A General Theory of Hypothesis Tests and Confidence Regions for Sparse High Dimensional Models

TL;DR

This paper introduces a general framework for hypothesis testing and confidence regions in high dimensional models, using decorrelated score functions to handle nuisance parameters, applicable across various models and settings.

Contribution

It develops a universal approach for high dimensional inference that is applicable to a wide range of models, including under misspecification and with generalized loss functions.

Findings

The decorrelated score test controls type I error and has good power.

The method achieves semiparametric efficiency for estimators.
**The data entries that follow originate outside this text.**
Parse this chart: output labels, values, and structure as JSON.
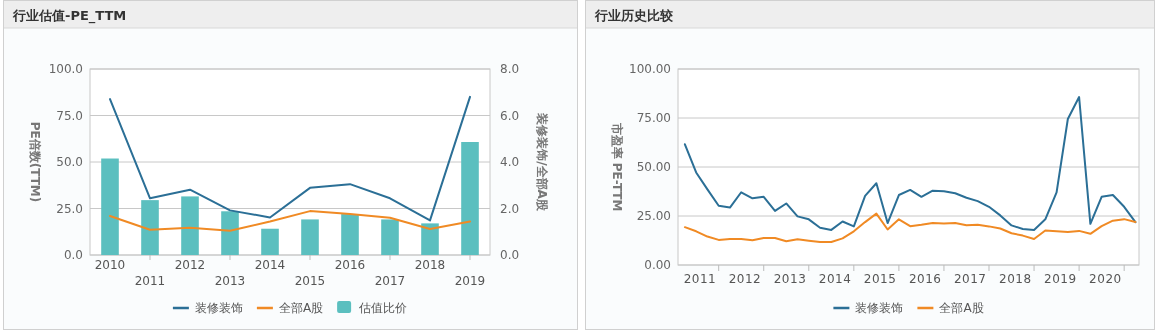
{
  "chart_data": [
    {
      "type": "bar",
      "title": "行业估值-PE_TTM",
      "ylabel": "PE倍数(TTM)",
      "y2label": "装修装饰/全部A股",
      "categories": [
        "2010",
        "2011",
        "2012",
        "2013",
        "2014",
        "2015",
        "2016",
        "2017",
        "2018",
        "2019"
      ],
      "series": [
        {
          "name": "装修装饰",
          "type": "line",
          "color": "#2b6f96",
          "values": [
            83.8,
            30.5,
            35.1,
            24.0,
            20.2,
            36.1,
            38.1,
            30.5,
            18.6,
            85.0
          ]
        },
        {
          "name": "全部A股",
          "type": "line",
          "color": "#f08a24",
          "values": [
            21.0,
            13.6,
            14.6,
            13.0,
            18.0,
            23.6,
            22.0,
            20.0,
            14.0,
            18.0
          ]
        },
        {
          "name": "估值比价",
          "axis": "y2",
          "color": "#5bbfbf",
          "values": [
            4.15,
            2.36,
            2.52,
            1.88,
            1.13,
            1.53,
            1.76,
            1.53,
            1.36,
            4.86
          ]
        }
      ],
      "ylim": [
        0,
        100
      ],
      "yticks": [
        {
          "value": 0,
          "label": "0.0"
        },
        {
          "value": 25,
          "label": "25.0"
        },
        {
          "value": 50,
          "label": "50.0"
        },
        {
          "value": 75,
          "label": "75.0"
        },
        {
          "value": 100,
          "label": "100.0"
        }
      ],
      "y2lim": [
        0,
        8
      ],
      "y2ticks": [
        {
          "value": 0,
          "label": "0.0"
        },
        {
          "value": 2,
          "label": "2.0"
        },
        {
          "value": 4,
          "label": "4.0"
        },
        {
          "value": 6,
          "label": "6.0"
        },
        {
          "value": 8,
          "label": "8.0"
        }
      ],
      "grid": "y",
      "legend": "bottom"
    },
    {
      "type": "line",
      "title": "行业历史比较",
      "ylabel": "市盈率 PE-TTM",
      "x": [
        "2011-04",
        "2011-07",
        "2011-10",
        "2012-01",
        "2012-04",
        "2012-07",
        "2012-10",
        "2013-01",
        "2013-04",
        "2013-07",
        "2013-10",
        "2014-01",
        "2014-04",
        "2014-07",
        "2014-10",
        "2015-01",
        "2015-04",
        "2015-07",
        "2015-10",
        "2016-01",
        "2016-04",
        "2016-07",
        "2016-10",
        "2017-01",
        "2017-04",
        "2017-07",
        "2017-10",
        "2018-01",
        "2018-04",
        "2018-07",
        "2018-10",
        "2019-01",
        "2019-04",
        "2019-07",
        "2019-10",
        "2020-01",
        "2020-04",
        "2020-07",
        "2020-10",
        "2021-01",
        "2021-04"
      ],
      "series": [
        {
          "name": "装修装饰",
          "color": "#2b6f96",
          "values": [
            61.6,
            47.2,
            38.6,
            30.2,
            29.3,
            37.1,
            34.0,
            34.8,
            27.6,
            31.4,
            24.8,
            23.3,
            19.0,
            17.9,
            22.2,
            19.7,
            35.3,
            41.7,
            21.4,
            35.7,
            38.3,
            34.8,
            37.9,
            37.6,
            36.6,
            34.3,
            32.6,
            29.7,
            25.3,
            20.2,
            18.4,
            17.9,
            23.3,
            37.1,
            74.5,
            85.7,
            21.0,
            34.8,
            35.7,
            29.7,
            21.9
          ]
        },
        {
          "name": "全部A股",
          "color": "#f08a24",
          "values": [
            19.3,
            17.2,
            14.5,
            12.8,
            13.3,
            13.3,
            12.6,
            13.8,
            13.8,
            12.1,
            13.1,
            12.4,
            11.7,
            11.7,
            13.6,
            17.2,
            21.9,
            26.2,
            18.1,
            23.3,
            19.8,
            20.5,
            21.4,
            21.2,
            21.4,
            20.3,
            20.5,
            19.7,
            18.6,
            16.2,
            15.0,
            13.3,
            17.6,
            17.2,
            16.9,
            17.4,
            15.9,
            19.8,
            22.6,
            23.4,
            21.9
          ]
        }
      ],
      "xlim": [
        "2011-02-06",
        "2021-04-30"
      ],
      "xticks": [
        {
          "value": "2011-08",
          "label": "2011"
        },
        {
          "value": "2012-01",
          "label": null
        },
        {
          "value": "2012-08",
          "label": "2012"
        },
        {
          "value": "2013-01",
          "label": null
        },
        {
          "value": "2013-08",
          "label": "2013"
        },
        {
          "value": "2014-01",
          "label": null
        },
        {
          "value": "2014-08",
          "label": "2014"
        },
        {
          "value": "2015-01",
          "label": null
        },
        {
          "value": "2015-08",
          "label": "2015"
        },
        {
          "value": "2016-01",
          "label": null
        },
        {
          "value": "2016-08",
          "label": "2016"
        },
        {
          "value": "2017-01",
          "label": null
        },
        {
          "value": "2017-08",
          "label": "2017"
        },
        {
          "value": "2018-01",
          "label": null
        },
        {
          "value": "2018-08",
          "label": "2018"
        },
        {
          "value": "2019-01",
          "label": null
        },
        {
          "value": "2019-08",
          "label": "2019"
        },
        {
          "value": "2020-01",
          "label": null
        },
        {
          "value": "2020-08",
          "label": "2020"
        },
        {
          "value": "2021-01",
          "label": null
        }
      ],
      "ylim": [
        0,
        100
      ],
      "yticks": [
        {
          "value": 0,
          "label": "0.00"
        },
        {
          "value": 25,
          "label": "25.00"
        },
        {
          "value": 50,
          "label": "50.00"
        },
        {
          "value": 75,
          "label": "75.00"
        },
        {
          "value": 100,
          "label": "100.00"
        }
      ],
      "grid": "y",
      "legend": "bottom"
    }
  ]
}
Extensions handle high dimensional null hypotheses and model misspecification.

Abstract

We consider the problem of uncertainty assessment for low dimensional components in high dimensional models. Specifically, we propose a decorrelated score function to handle the impact of high dimensional nuisance parameters. We consider both hypothesis tests and confidence regions for generic penalized M-estimators. Unlike most existing inferential methods which are tailored for individual models, our approach provides a general framework for high dimensional inference and is applicable to a wide range of applications. From the testing perspective, we develop general theorems to characterize the limiting distributions of the decorrelated score test statistic under both null hypothesis and local alternatives. These results provide asymptotic guarantees on the type I errors and local powers of the proposed test. Furthermore, we show that the decorrelated score function can be used to construct point and confidence region estimators that are semiparametrically efficient. We also generalize this framework to broaden its applications. First, we extend it to handle high dimensional null hypothesis, where the number of parameters of interest can increase exponentially fast with the sample size. Second, we establish the theory for model misspecification. Third, we go beyond the likelihood framework, by introducing the generalized score test based on general loss functions. Thorough numerical studies are conducted to back up the developed theoretical results.